Chapter Twenty-four
The Ultimate Sacrifice
She stared at him, as the blow fell, and then her glance turned slowly to Caroline who had uttered a sharp cry and sunk into a chair.
“Help me, Ruth,” she implored pitifully. “No other person in the world can help me but you!”
“Do you see that,” asked Ruth quietly of John Mark, “and still it doesn’t move you?”
“Not a hairbreadth, my dear.”
“But isn’t it absurd? Suppose I have my freedom, and I tell the police that in this house a girl against her will—”
“Tush, my dear! You really do not know me at all. Do you think they can reach me? She may be a hundred miles away before you have spoken ten words to the authorities.”
“But I warn you that all your holds on her are broken. She knows that you have no holds over her brother. She knows that Ronicky Doone has broken them all—that Jerry is free of you!”
“Ronicky Doone,” said Mark, his face turning gray, “is a talented man. No doubt of it; his is a very peculiar and incisive talent, I admit. But, though he has broken all the old holds, there are ways of finding new ones. If you leave now, I can even promise you, my dear, that, before the next day dawns, the very soul of Caroline will be a pawn in my hands. Do you doubt it? Such an exquisitely tender, such a delicate soul as Caroline, can you doubt that I can form invisible bonds which will hold her even when she is a thousand miles away from me? Tush, my dear; think again, and you will think better of my ability.”
“Suppose,” Ruth said, “I were to offer to stay?”

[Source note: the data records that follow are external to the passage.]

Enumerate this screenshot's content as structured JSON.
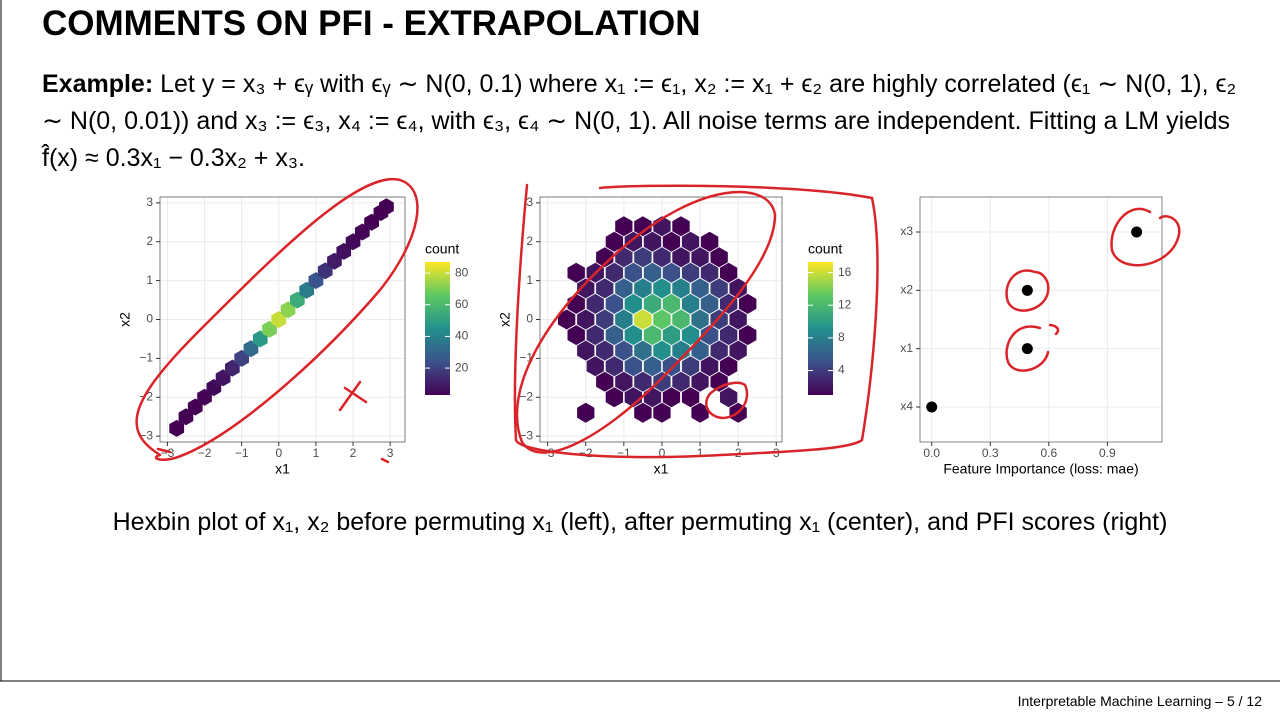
{
  "header": {
    "title": "COMMENTS ON PFI - EXTRAPOLATION"
  },
  "example": {
    "label": "Example:",
    "text": "Let y = x₃ + ϵᵧ with ϵᵧ ∼ N(0, 0.1) where x₁ := ϵ₁, x₂ := x₁ + ϵ₂ are highly correlated (ϵ₁ ∼ N(0, 1), ϵ₂ ∼ N(0, 0.01)) and x₃ := ϵ₃, x₄ := ϵ₄, with ϵ₃, ϵ₄ ∼ N(0, 1). All noise terms are independent. Fitting a LM yields f̂(x) ≈ 0.3x₁ − 0.3x₂ + x₃."
  },
  "caption": "Hexbin plot of x₁, x₂ before permuting x₁ (left), after permuting x₁ (center), and PFI scores (right)",
  "footer": "Interpretable Machine Learning  –  5 / 12",
  "chart_data": [
    {
      "type": "hexbin",
      "xlabel": "x1",
      "ylabel": "x2",
      "legend_title": "count",
      "xlim": [
        -3.2,
        3.4
      ],
      "ylim": [
        -3.15,
        3.15
      ],
      "xticks": [
        {
          "value": -3,
          "label": "−3"
        },
        {
          "value": -2,
          "label": "−2"
        },
        {
          "value": -1,
          "label": "−1"
        },
        0,
        1,
        2,
        3
      ],
      "yticks": [
        {
          "value": -3,
          "label": "−3"
        },
        {
          "value": -2,
          "label": "−2"
        },
        {
          "value": -1,
          "label": "−1"
        },
        0,
        1,
        2,
        3
      ],
      "color_range": [
        3,
        87
      ],
      "colorbar_ticks": [
        20,
        40,
        60,
        80
      ],
      "colors": [
        "#440154",
        "#3b528b",
        "#21918c",
        "#5ec962",
        "#fde725"
      ],
      "grid": true,
      "hexes": [
        [
          -2.75,
          -2.8,
          1
        ],
        [
          -2.5,
          -2.5,
          2
        ],
        [
          -2.25,
          -2.25,
          3
        ],
        [
          -2,
          -2,
          4
        ],
        [
          -1.75,
          -1.75,
          5
        ],
        [
          -1.5,
          -1.5,
          8
        ],
        [
          -1.25,
          -1.25,
          12
        ],
        [
          -1,
          -1,
          20
        ],
        [
          -0.75,
          -0.75,
          32
        ],
        [
          -0.5,
          -0.5,
          48
        ],
        [
          -0.25,
          -0.25,
          70
        ],
        [
          0,
          0,
          80
        ],
        [
          0.25,
          0.25,
          72
        ],
        [
          0.5,
          0.5,
          55
        ],
        [
          0.75,
          0.75,
          38
        ],
        [
          1,
          1,
          25
        ],
        [
          1.25,
          1.25,
          16
        ],
        [
          1.5,
          1.5,
          10
        ],
        [
          1.75,
          1.75,
          7
        ],
        [
          2,
          2,
          5
        ],
        [
          2.25,
          2.25,
          4
        ],
        [
          2.5,
          2.5,
          3
        ],
        [
          2.75,
          2.75,
          2
        ],
        [
          2.9,
          2.9,
          1
        ]
      ]
    },
    {
      "type": "hexbin",
      "xlabel": "x1",
      "ylabel": "x2",
      "legend_title": "count",
      "xlim": [
        -3.2,
        3.15
      ],
      "ylim": [
        -3.15,
        3.15
      ],
      "xticks": [
        {
          "value": -3,
          "label": "−3"
        },
        {
          "value": -2,
          "label": "−2"
        },
        {
          "value": -1,
          "label": "−1"
        },
        0,
        1,
        2,
        3
      ],
      "yticks": [
        {
          "value": -3,
          "label": "−3"
        },
        {
          "value": -2,
          "label": "−2"
        },
        {
          "value": -1,
          "label": "−1"
        },
        0,
        1,
        2,
        3
      ],
      "color_range": [
        1,
        17.3
      ],
      "colorbar_ticks": [
        4,
        8,
        12,
        16
      ],
      "colors": [
        "#440154",
        "#3b528b",
        "#21918c",
        "#5ec962",
        "#fde725"
      ],
      "grid": true,
      "hexes": [
        [
          -1,
          2.4,
          1
        ],
        [
          -0.5,
          2.4,
          1
        ],
        [
          0,
          2.4,
          2
        ],
        [
          0.5,
          2.4,
          1
        ],
        [
          -1.25,
          2,
          1
        ],
        [
          -0.75,
          2,
          2
        ],
        [
          -0.25,
          2,
          2
        ],
        [
          0.25,
          2,
          1
        ],
        [
          0.75,
          2,
          2
        ],
        [
          1.25,
          2,
          1
        ],
        [
          -1.5,
          1.6,
          1
        ],
        [
          -1,
          1.6,
          3
        ],
        [
          -0.5,
          1.6,
          4
        ],
        [
          0,
          1.6,
          3
        ],
        [
          0.5,
          1.6,
          2
        ],
        [
          1,
          1.6,
          2
        ],
        [
          1.5,
          1.6,
          1
        ],
        [
          -2.25,
          1.2,
          1
        ],
        [
          -1.75,
          1.2,
          2
        ],
        [
          -1.25,
          1.2,
          3
        ],
        [
          -0.75,
          1.2,
          5
        ],
        [
          -0.25,
          1.2,
          6
        ],
        [
          0.25,
          1.2,
          5
        ],
        [
          0.75,
          1.2,
          4
        ],
        [
          1.25,
          1.2,
          3
        ],
        [
          1.75,
          1.2,
          1
        ],
        [
          -2,
          0.8,
          2
        ],
        [
          -1.5,
          0.8,
          3
        ],
        [
          -1,
          0.8,
          6
        ],
        [
          -0.5,
          0.8,
          8
        ],
        [
          0,
          0.8,
          9
        ],
        [
          0.5,
          0.8,
          8
        ],
        [
          1,
          0.8,
          6
        ],
        [
          1.5,
          0.8,
          4
        ],
        [
          2,
          0.8,
          2
        ],
        [
          -2.25,
          0.4,
          1
        ],
        [
          -1.75,
          0.4,
          3
        ],
        [
          -1.25,
          0.4,
          5
        ],
        [
          -0.75,
          0.4,
          9
        ],
        [
          -0.25,
          0.4,
          11
        ],
        [
          0.25,
          0.4,
          12
        ],
        [
          0.75,
          0.4,
          8
        ],
        [
          1.25,
          0.4,
          6
        ],
        [
          1.75,
          0.4,
          3
        ],
        [
          2.25,
          0.4,
          1
        ],
        [
          -2.5,
          0,
          1
        ],
        [
          -2,
          0,
          2
        ],
        [
          -1.5,
          0,
          4
        ],
        [
          -1,
          0,
          8
        ],
        [
          -0.5,
          0,
          16
        ],
        [
          0,
          0,
          13
        ],
        [
          0.5,
          0,
          12
        ],
        [
          1,
          0,
          7
        ],
        [
          1.5,
          0,
          4
        ],
        [
          2,
          0,
          2
        ],
        [
          -2.25,
          -0.4,
          1
        ],
        [
          -1.75,
          -0.4,
          3
        ],
        [
          -1.25,
          -0.4,
          6
        ],
        [
          -0.75,
          -0.4,
          9
        ],
        [
          -0.25,
          -0.4,
          12
        ],
        [
          0.25,
          -0.4,
          10
        ],
        [
          0.75,
          -0.4,
          9
        ],
        [
          1.25,
          -0.4,
          5
        ],
        [
          1.75,
          -0.4,
          3
        ],
        [
          2.25,
          -0.4,
          1
        ],
        [
          -2,
          -0.8,
          2
        ],
        [
          -1.5,
          -0.8,
          3
        ],
        [
          -1,
          -0.8,
          5
        ],
        [
          -0.5,
          -0.8,
          7
        ],
        [
          0,
          -0.8,
          9
        ],
        [
          0.5,
          -0.8,
          8
        ],
        [
          1,
          -0.8,
          6
        ],
        [
          1.5,
          -0.8,
          3
        ],
        [
          2,
          -0.8,
          2
        ],
        [
          -1.75,
          -1.2,
          2
        ],
        [
          -1.25,
          -1.2,
          3
        ],
        [
          -0.75,
          -1.2,
          5
        ],
        [
          -0.25,
          -1.2,
          6
        ],
        [
          0.25,
          -1.2,
          5
        ],
        [
          0.75,
          -1.2,
          4
        ],
        [
          1.25,
          -1.2,
          2
        ],
        [
          1.75,
          -1.2,
          1
        ],
        [
          -1.5,
          -1.6,
          1
        ],
        [
          -1,
          -1.6,
          2
        ],
        [
          -0.5,
          -1.6,
          3
        ],
        [
          0,
          -1.6,
          4
        ],
        [
          0.5,
          -1.6,
          3
        ],
        [
          1,
          -1.6,
          2
        ],
        [
          1.5,
          -1.6,
          1
        ],
        [
          -1.25,
          -2,
          1
        ],
        [
          -0.75,
          -2,
          2
        ],
        [
          -0.25,
          -2,
          2
        ],
        [
          0.25,
          -2,
          1
        ],
        [
          0.75,
          -2,
          1
        ],
        [
          1.75,
          -2,
          2
        ],
        [
          -2,
          -2.4,
          1
        ],
        [
          -0.5,
          -2.4,
          1
        ],
        [
          0,
          -2.4,
          1
        ],
        [
          1,
          -2.4,
          1
        ],
        [
          2,
          -2.4,
          1
        ]
      ]
    },
    {
      "type": "dot",
      "xlabel": "Feature Importance (loss: mae)",
      "categories": [
        "x4",
        "x1",
        "x2",
        "x3"
      ],
      "values": [
        0,
        0.49,
        0.49,
        1.05
      ],
      "color": "#000000",
      "xlim": [
        -0.06,
        1.18
      ],
      "xticks": [
        {
          "value": 0,
          "label": "0.0"
        },
        0.3,
        0.6,
        0.9
      ],
      "grid": true
    }
  ]
}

He bowed. “You tempt me, with such overwhelming generosity, to become even more generous myself and set her free at once. But, alas, I am essentially a practical man. If you will stay with me, Ruth, if you marry me at once, why, then indeed this girl is as free as the wind. Otherwise I should be a fool. You see, my dear, I love you so that I must have you by fair means or foul, but I cannot put any chain upon you except your own word. I confess it, you see, even before this poor girl, if she is capable of understanding, which I doubt. But speak again—do you make the offer?”
She hesitated, and he went on: “Be careful. I have had you once, and I have lost you, it seems. If I have you again there is no power in you—no power between earth and heaven to take you from me a second time. Give yourself to me with a word, and I shall make you mine forever. Then Caroline shall go free—free as the wind—to her lover, my dear, who is waiting.”
He made no step toward her, and he kept his voice smooth and clear. Had he done otherwise he knew that she would have shrunk. She looked to him, she looked to Caroline Smith. The latter had suddenly raised her head and thrown out her hands, with an unutterable appeal in her eyes. At that mute appeal Ruth Tolliver surrendered.